Modem microprocessors include general purpose registers that are architecturally visible to programs. The programs use the general purpose registers to perform their necessary functions, such as arithmetical and logical calculations or movement of data between the microprocessor and memory or I/O devices. For example, within microprocessors that conform to the IA-32 Intel Architecture (also commonly known as the x86 architecture), general purpose registers include the EAX, EBX, ECX, EDX, ESI, EDI, ESP, and EBP registers, as well as the x86 floating-point register set and the multimedia-related MMX and XMM register sets.
In addition, it has become increasingly more common for microprocessors to also include registers that are accessible by programs, but that are not general purpose registers in the sense that the microprocessor restricts access to these non-general purpose registers unless the program attempting to access them has the requisite authority, or privilege, to do so. For example, within x86-compatible microprocessors exist model-specific registers (MSRs) that are control registers that may only be accessed by programs executing at the highest privilege level. The MSRs typically allow system software (i.e., privileged software) to enable, disable or configure various features of the microprocessor. In particular, the features may be specific to the microprocessor model. Examples of the features include performance, debugging, testing, monitoring, or power conservation features, among others. As an example, see Appendix B, Model-Specific Registers (MSRs), in the IA-32 Intel Architecture Software Developer's Manual, Volume 3B: System Programming Guide, Part 2, June 2006 for a list of MSRs included on various Intel microprocessor models.
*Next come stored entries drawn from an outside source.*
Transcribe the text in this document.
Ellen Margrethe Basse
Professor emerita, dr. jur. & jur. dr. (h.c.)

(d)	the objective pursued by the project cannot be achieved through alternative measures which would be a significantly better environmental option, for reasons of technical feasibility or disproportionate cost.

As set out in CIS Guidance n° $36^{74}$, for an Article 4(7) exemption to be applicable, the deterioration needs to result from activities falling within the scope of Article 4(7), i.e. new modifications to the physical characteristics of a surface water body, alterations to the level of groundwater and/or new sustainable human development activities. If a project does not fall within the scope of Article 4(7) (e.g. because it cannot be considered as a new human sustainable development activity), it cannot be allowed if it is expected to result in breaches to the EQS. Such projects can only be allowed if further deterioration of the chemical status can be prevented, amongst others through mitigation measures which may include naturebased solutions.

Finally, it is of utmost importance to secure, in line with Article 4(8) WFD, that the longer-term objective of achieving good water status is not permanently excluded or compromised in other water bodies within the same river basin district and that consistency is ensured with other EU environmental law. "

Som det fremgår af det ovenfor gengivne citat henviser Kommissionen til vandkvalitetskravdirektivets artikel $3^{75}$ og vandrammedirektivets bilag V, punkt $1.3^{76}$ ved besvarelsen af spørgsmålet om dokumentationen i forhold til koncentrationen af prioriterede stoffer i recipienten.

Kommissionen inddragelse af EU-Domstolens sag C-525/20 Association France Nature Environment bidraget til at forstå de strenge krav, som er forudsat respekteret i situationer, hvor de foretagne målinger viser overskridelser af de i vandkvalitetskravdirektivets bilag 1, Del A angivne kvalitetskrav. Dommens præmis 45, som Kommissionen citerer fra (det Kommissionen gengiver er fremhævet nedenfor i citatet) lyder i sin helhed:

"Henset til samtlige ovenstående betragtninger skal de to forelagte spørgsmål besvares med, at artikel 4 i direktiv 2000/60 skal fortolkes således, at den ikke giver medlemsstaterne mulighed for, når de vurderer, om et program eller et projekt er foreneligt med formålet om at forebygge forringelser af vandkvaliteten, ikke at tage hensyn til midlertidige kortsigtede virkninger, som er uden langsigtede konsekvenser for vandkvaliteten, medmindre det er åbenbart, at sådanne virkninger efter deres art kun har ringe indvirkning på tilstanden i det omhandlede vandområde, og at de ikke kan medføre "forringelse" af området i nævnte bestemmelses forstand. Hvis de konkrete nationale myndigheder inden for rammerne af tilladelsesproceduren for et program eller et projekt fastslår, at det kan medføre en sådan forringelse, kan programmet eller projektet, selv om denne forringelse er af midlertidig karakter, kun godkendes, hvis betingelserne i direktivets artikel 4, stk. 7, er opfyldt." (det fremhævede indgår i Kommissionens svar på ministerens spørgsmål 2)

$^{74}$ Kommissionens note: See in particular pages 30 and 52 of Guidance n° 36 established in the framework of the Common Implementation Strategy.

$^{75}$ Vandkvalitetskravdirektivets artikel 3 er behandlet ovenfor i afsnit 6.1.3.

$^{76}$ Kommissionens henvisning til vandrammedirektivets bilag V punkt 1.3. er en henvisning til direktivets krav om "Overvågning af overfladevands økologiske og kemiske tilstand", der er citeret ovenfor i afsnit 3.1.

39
Many of the features that may be controlled by MSRs are relatively benign. However, some of the features that may be controlled by MSRs can drastically affect operation of the microprocessor. Because of the potentially drastic effects, some microprocessor manufacturers have gone even one step farther than requiring a high privilege level in restricting access to particularly “dangerous” MSRs. For example, certain models of microprocessors manufactured by Advanced Micro Devices, Inc. (AMD®) require the system software to provide a password in a general purpose register in order to access a subset of the MSRs of the processor, namely those MSRs that control certain features of the microprocessor's operation that the manufacturer considers dangerous.
Password-protecting access to MSRs has benefits; however, it also adds a burden to system software that needs to access the MSRs. In particular, password-protecting access to a subset of the MSRs of a processor raises the issue of whether the manufacturer has correctly identified the correct subset of MSRs to password protect. Conventionally, the subset of password-protected MSRs is hardcoded, that is, the subset is fixed at the time the manufacturer fabricates the microprocessor. This may be problematic if the manufacturer later discovers that it has password-protected an MSR that it now wishes it had not password-protected, or has not password-protected an MSR that it now wishes it had password-protected. At this point, the manufacturer will likely have to discard the parts that have already been fabricated with the undesirable subset of password-protected MSRs, which may potentially cause the manufacturer to lose a large amount of revenue. The probability of selecting the wrong subset of MSRs to password-protect increases as the number of MSRs per model increases, and in recent times the number of MSRs has proliferated. Therefore, what is needed is a way to alter the subset of password-protected MSRs in a microprocessor after the microprocessor has been fabricated.